4. Finish the job by applying oil with a rag to all the exposed metal bits to ward off the dreaded rust and help them work smoothly.
There’s another bonus to this job. When all your gardening tools look clean and sparkling and are stored back in their correct places ready for the spring offensive, you will feel such a glow of smug satisfaction with your achievement, it will keep you warm till March!
Youngest Growbag Caroline rescued a very miserable-looking lemon tree from the reject pile at her local garden center the other day.
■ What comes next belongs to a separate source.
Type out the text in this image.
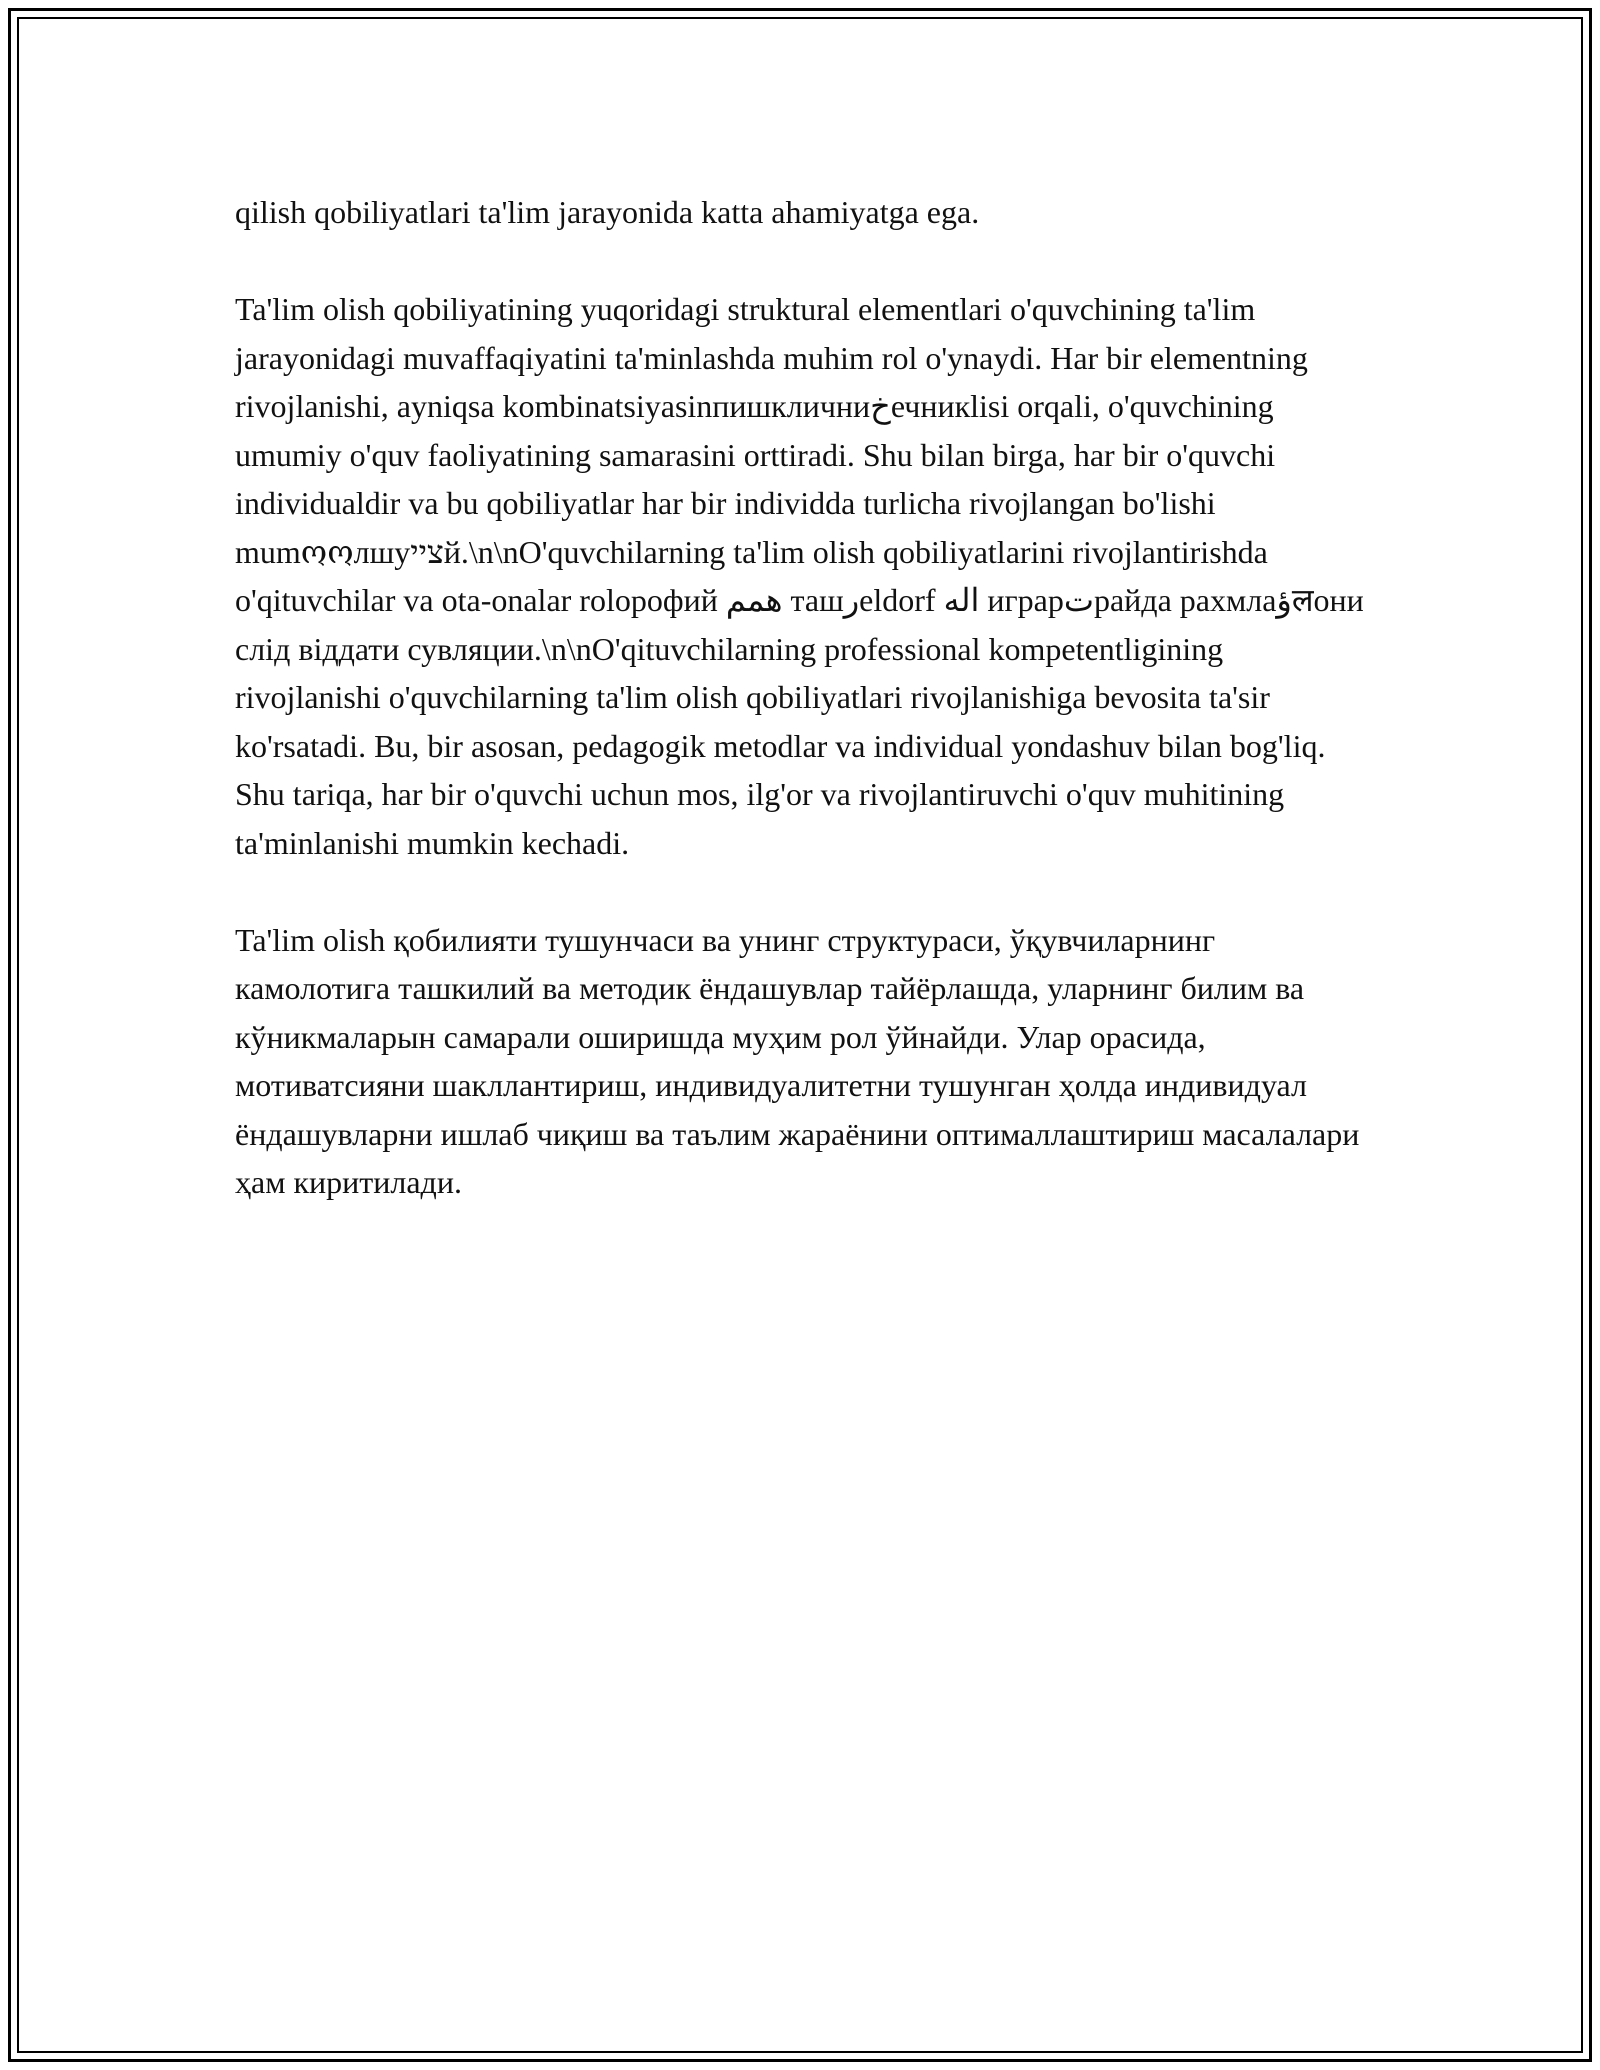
qilish qobiliyatlari ta'lim jarayonida katta ahamiyatga ega.

Ta'lim olish qobiliyatining yuqoridagi struktural elementlari o'quvchining ta'lim jarayonidagi muvaffaqiyatini ta'minlashda muhim rol o'ynaydi. Har bir elementning rivojlanishi, ayniqsa kombinatsiyasinпишкличниخечникlisi orqali, o'quvchining umumiy o'quv faoliyatining samarasini orttiradi. Shu bilan birga, har bir o'quvchi individualdir va bu qobiliyatlar har bir individda turlicha rivojlangan bo'lishi mumოოлшуצייй.\n\nO'quvchilarning ta'lim olish qobiliyatlarini rivojlantirishda o'qituvchilar va ota-onalar rolорофий همم ташرeldorf اله играрتрайда рахмлаؤलони слід віддати сувляции.\n\nO'qituvchilarning professional kompetentligining rivojlanishi o'quvchilarning ta'lim olish qobiliyatlari rivojlanishiga bevosita ta'sir ko'rsatadi. Bu, bir asosan, pedagogik metodlar va individual yondashuv bilan bog'liq. Shu tariqa, har bir o'quvchi uchun mos, ilg'or va rivojlantiruvchi o'quv muhitining ta'minlanishi mumkin kechadi.

Ta'lim olish қобилияти тушунчаси ва унинг структураси, ўқувчиларнинг камолотига ташкилий ва методик ёндашувлар тайёрлашда, уларнинг билим ва кўникмаларын самарали оширишда муҳим рол ўйнайди. Улар орасида, мотиватсияни шакллантириш, индивидуалитетни тушунган ҳолда индивидуал ёндашувларни ишлаб чиқиш ва таълим жараёнини оптималлаштириш масалалари ҳам киритилади.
Whether she has the capabilities to bring it back to life is a very moot point, frankly – I bet that little lemon tree is already wishing that it had been purchased by middle Growbag Laura, who is a bit of a whizz on this subject.
With that in mind, I am going to hand over to her, for a few pearls of wisdom on what to do with your citrus plants in winter…..
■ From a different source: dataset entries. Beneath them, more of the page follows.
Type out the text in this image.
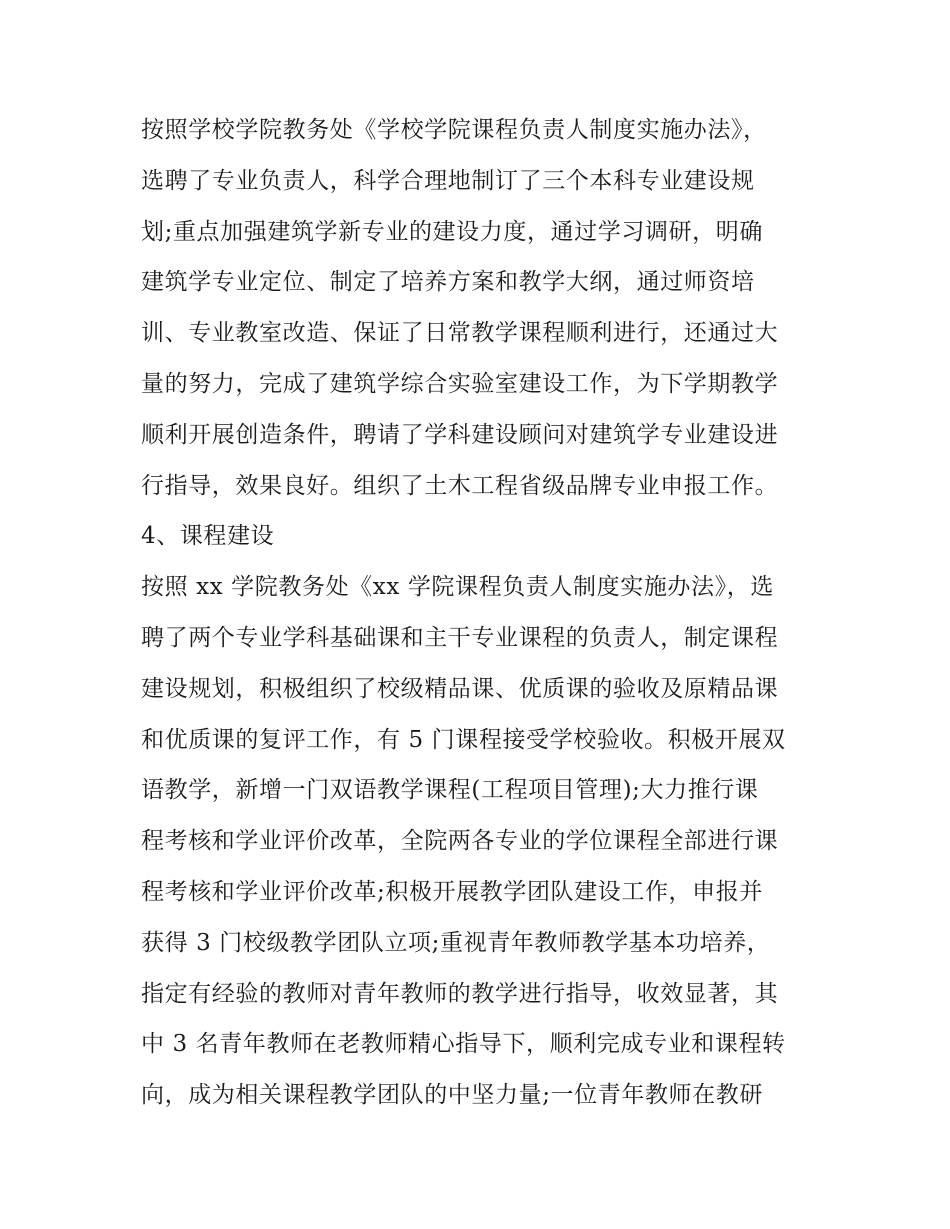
按照学校学院教务处《学校学院课程负责人制度实施办法》，
选聘了专业负责人，科学合理地制订了三个本科专业建设规
划;重点加强建筑学新专业的建设力度，通过学习调研，明确
建筑学专业定位、制定了培养方案和教学大纲，通过师资培
训、专业教室改造、保证了日常教学课程顺利进行，还通过大
量的努力，完成了建筑学综合实验室建设工作，为下学期教学
顺利开展创造条件，聘请了学科建设顾问对建筑学专业建设进
行指导，效果良好。组织了土木工程省级品牌专业申报工作。
4、课程建设
按照 xx 学院教务处《xx 学院课程负责人制度实施办法》，选
聘了两个专业学科基础课和主干专业课程的负责人，制定课程
建设规划，积极组织了校级精品课、优质课的验收及原精品课
和优质课的复评工作，有 5 门课程接受学校验收。积极开展双
语教学，新增一门双语教学课程(工程项目管理);大力推行课
程考核和学业评价改革，全院两各专业的学位课程全部进行课
程考核和学业评价改革;积极开展教学团队建设工作，申报并
获得 3 门校级教学团队立项;重视青年教师教学基本功培养，
指定有经验的教师对青年教师的教学进行指导，收效显著，其
中 3 名青年教师在老教师精心指导下，顺利完成专业和课程转
向，成为相关课程教学团队的中坚力量;一位青年教师在教研
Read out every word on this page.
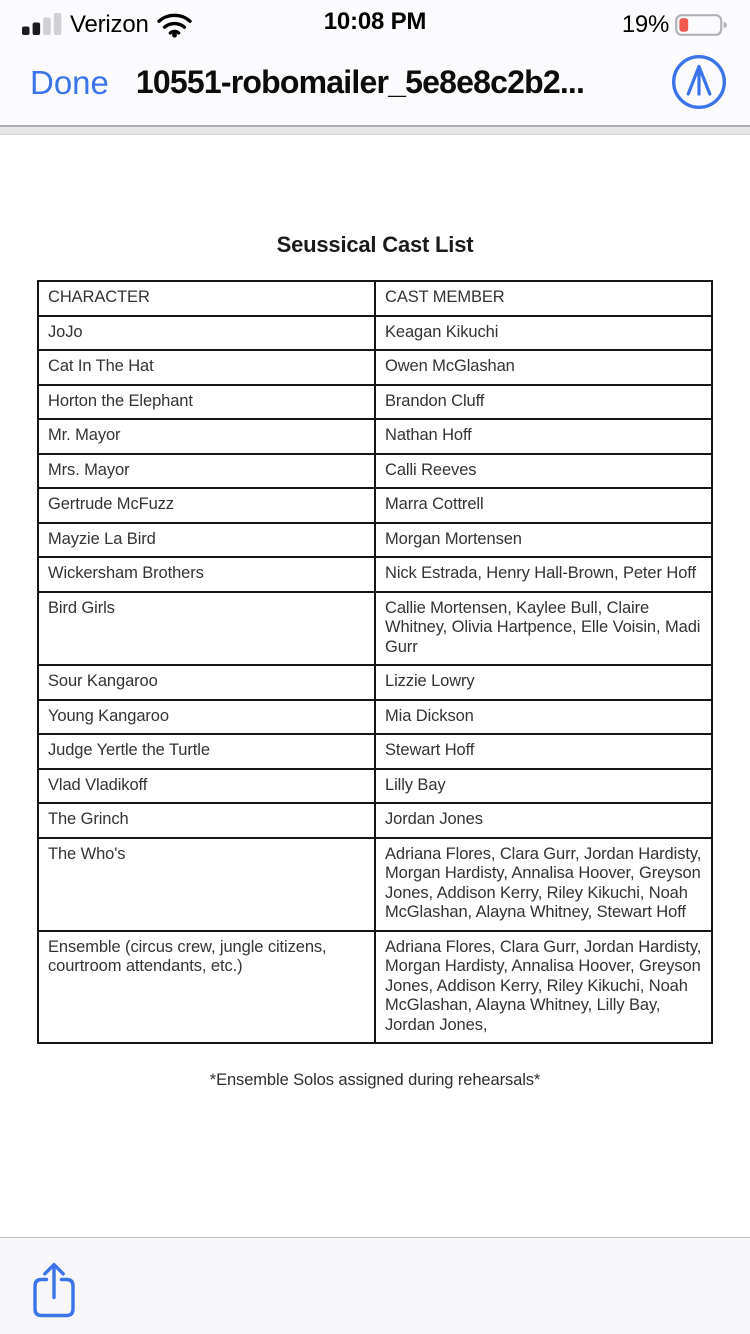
Verizon	10:08 PM	19%
Done 10551-robomailer_5e8e8c2b2...
Seussical Cast List
CHARACTER	CAST MEMBER
JoJo	Keagan Kikuchi
Cat In The Hat	Owen McGlashan
Horton the Elephant	Brandon Cluff
Mr. Mayor	Nathan Hoff
Mrs. Mayor	Calli Reeves
Gertrude McFuzz	Marra Cottrell
Mayzie La Bird	Morgan Mortensen
Wickersham Brothers	Nick Estrada, Henry Hall-Brown, Peter Hoff
Bird Girls	Callie Mortensen, Kaylee Bull, Claire Whitney, Olivia Hartpence, Elle Voisin, Madi Gurr
Sour Kangaroo	Lizzie Lowry
Young Kangaroo	Mia Dickson
Judge Yertle the Turtle	Stewart Hoff
Vlad Vladikoff	Lilly Bay
The Grinch	Jordan Jones
The Who's	Adriana Flores, Clara Gurr, Jordan Hardisty, Morgan Hardisty, Annalisa Hoover, Greyson Jones, Addison Kerry, Riley Kikuchi, Noah McGlashan, Alayna Whitney, Stewart Hoff
Ensemble (circus crew, jungle citizens, courtroom attendants, etc.)	Adriana Flores, Clara Gurr, Jordan Hardisty, Morgan Hardisty, Annalisa Hoover, Greyson Jones, Addison Kerry, Riley Kikuchi, Noah McGlashan, Alayna Whitney, Lilly Bay, Jordan Jones,

*Ensemble Solos assigned during rehearsals*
Laura here and yes, if she didn’t live so far away I would be swooping in to rescue Caroline’s little lemon tree. The leaves may have withered but the stems are still green giving more than a ray of hope. In my experience citrus are much more resilient than they look and flower and fruit much more prolifically if given a regimen of tough love.
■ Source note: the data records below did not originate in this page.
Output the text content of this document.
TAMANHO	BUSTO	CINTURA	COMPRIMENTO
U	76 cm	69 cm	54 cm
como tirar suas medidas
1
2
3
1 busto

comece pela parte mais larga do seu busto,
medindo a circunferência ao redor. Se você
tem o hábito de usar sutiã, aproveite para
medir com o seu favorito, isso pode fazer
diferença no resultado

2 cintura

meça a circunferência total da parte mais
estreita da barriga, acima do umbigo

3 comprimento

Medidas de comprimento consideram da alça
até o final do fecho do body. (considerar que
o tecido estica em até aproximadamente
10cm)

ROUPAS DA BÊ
Over winter they can take a degree or two of frost, but not much more, so you really need to be bringing them into some sort of bright shelter. A house would be too warm, a garden shed too dark, so we’re talking about a just frost-free greenhouse, or bright unheated porch. Cut back on watering, just giving them a drench when their leaves start to droop a bit, and switch to a citrus winter feed. We feed ours once a month.
Don’t be alarmed if you get some leaf-drop if conditions are either a bit on the cold side, or a bit on the warm side. As I said earlier, they are more resilient than you think, and will often happily re-sprout in spring.
Wise winter watering
During the cold winter months, plants really don’t use much water. It is extremely easy to look at a plant inside or in the greenhouse and think that it is languishing because it’s thirsty, when actually it’s just ‘resting’ in a semi-dormancy during low temperature and poor light levels. If the compost they are in becomes waterlogged, it also becomes airless and may well affect the health of the plants, causing roots to die off.
So just be very circumspect about your watering. For houseplants, watering a tray of pebbles below the pot can work well, and lessens the chance of over-watering.
Assess each plant individually. You don’t want them to be bone-dry – aim for ‘just moist’. And make sure the pots are on slatted or wire-topped benching if you can, so that the pots can drain freely.
- Sow onion seeds under cover now for a harvest next July. You get much more of a choice of varieties than when you plant sets, and seeds are thousands cheaper. Sow 3-4 seeds per module of good seed compost, cover them with a thin layer of vermiculite, water and leave them in 10-16 degrees Celsius to germinate. You will need to harden them off, slowly getting them used to outdoor conditions before planting them in the garden in late spring.
- Try to avoid walking on a frosted lawn which can break the grass-blades – not disastrous but it can take quite a while to recover.
- If you’re bringing in foliage to decorate the house for Christmas, remember to split the stems and branches and give them a good overnight drink in a bucket of water first. Cut them again before you arrange them and they’ll be better able to withstand the warmth of the house. They wouldn’t say no to an occasional mist of water either.